Pride and Prejudice: From Research to Practice

Despite (or because of) being a devoted theoretician, I truly enjoy every occasion when theory influences practice. I therefore felt quite a bit of satisfaction when our rather recent work, in the context of algorithmic fairness (with Úrsula Hébert-Johnson, Michael P. Kim and Guy N. Rothblum), found an application for predicting COVID-19 complications. Researchers in Israel, in collaboration with Israel’s biggest health-care provider, adapted a refined model for predicting flu complications to a model for predicting COVID-19 complications.  At the time, only very limited data from China were available (marginal statistics).  This is where our work came in (following several past empiric studies of the method):  the team applied our algorithm to improve the accuracy of predictions across various subpopulations (as part of an immense research and engineering effort). Now that there is (unfortunately) more data, it seems that the predictor exhibited surprisingly good performance (surprising, due to the poor training data).  See a manuscript here, an interview here and a more technical talk here (starting at minute 36 roughly). The predictor was applied with the appropriate cautiousness to inform and advise patients.

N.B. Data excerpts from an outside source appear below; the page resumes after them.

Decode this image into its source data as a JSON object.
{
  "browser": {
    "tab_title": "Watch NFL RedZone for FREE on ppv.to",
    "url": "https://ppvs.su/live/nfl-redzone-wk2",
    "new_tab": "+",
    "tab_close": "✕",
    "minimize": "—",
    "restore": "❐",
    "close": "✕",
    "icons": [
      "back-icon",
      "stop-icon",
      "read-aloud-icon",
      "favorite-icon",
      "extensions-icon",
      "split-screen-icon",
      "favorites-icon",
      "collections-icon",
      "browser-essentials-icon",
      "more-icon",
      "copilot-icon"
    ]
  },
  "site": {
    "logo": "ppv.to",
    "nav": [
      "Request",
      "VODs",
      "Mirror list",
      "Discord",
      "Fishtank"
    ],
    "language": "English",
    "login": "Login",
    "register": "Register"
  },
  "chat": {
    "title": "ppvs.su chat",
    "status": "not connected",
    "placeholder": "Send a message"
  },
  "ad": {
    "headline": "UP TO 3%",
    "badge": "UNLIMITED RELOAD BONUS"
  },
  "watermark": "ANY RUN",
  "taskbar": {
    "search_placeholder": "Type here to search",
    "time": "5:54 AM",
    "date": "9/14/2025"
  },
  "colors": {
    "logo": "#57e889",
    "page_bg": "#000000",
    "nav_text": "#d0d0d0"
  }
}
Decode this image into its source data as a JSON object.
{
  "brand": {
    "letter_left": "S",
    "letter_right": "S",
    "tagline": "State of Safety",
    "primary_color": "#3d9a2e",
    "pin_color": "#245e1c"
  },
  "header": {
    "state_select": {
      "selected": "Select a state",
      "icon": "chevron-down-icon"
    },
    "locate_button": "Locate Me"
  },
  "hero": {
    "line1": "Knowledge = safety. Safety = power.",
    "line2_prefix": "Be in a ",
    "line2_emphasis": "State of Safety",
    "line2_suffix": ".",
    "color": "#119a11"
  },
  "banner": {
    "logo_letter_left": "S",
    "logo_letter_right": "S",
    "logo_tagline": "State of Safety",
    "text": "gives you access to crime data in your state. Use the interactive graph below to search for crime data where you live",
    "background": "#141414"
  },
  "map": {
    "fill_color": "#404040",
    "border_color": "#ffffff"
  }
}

But this is also an example of the gravity of decisions by researchers and software developers. Taking it to extreme, imagine a predictor that is used to determine which patients are denied treatment in an overwhelmed hospital. The booming research area of algorithmic fairness sees a very short turnover from research ideas (in many areas) to deployment. In an ideal world, it would have been much better to first have a couple of decades to develop the computational foundations of algorithmic fairness, before the practical need arose. But in the real world, the huge scale of algorithmic decision making creates immense demand for solutions. Industry, as well as policy and law makers are unlikely to wait decades or even years, nor is it clear that they should. From my perspective, this reality underscores the urgency for principled and deliberate research – rather than hasty research – continuously developing the foundations of algorithmic fairness and offering answers to real-world challenges.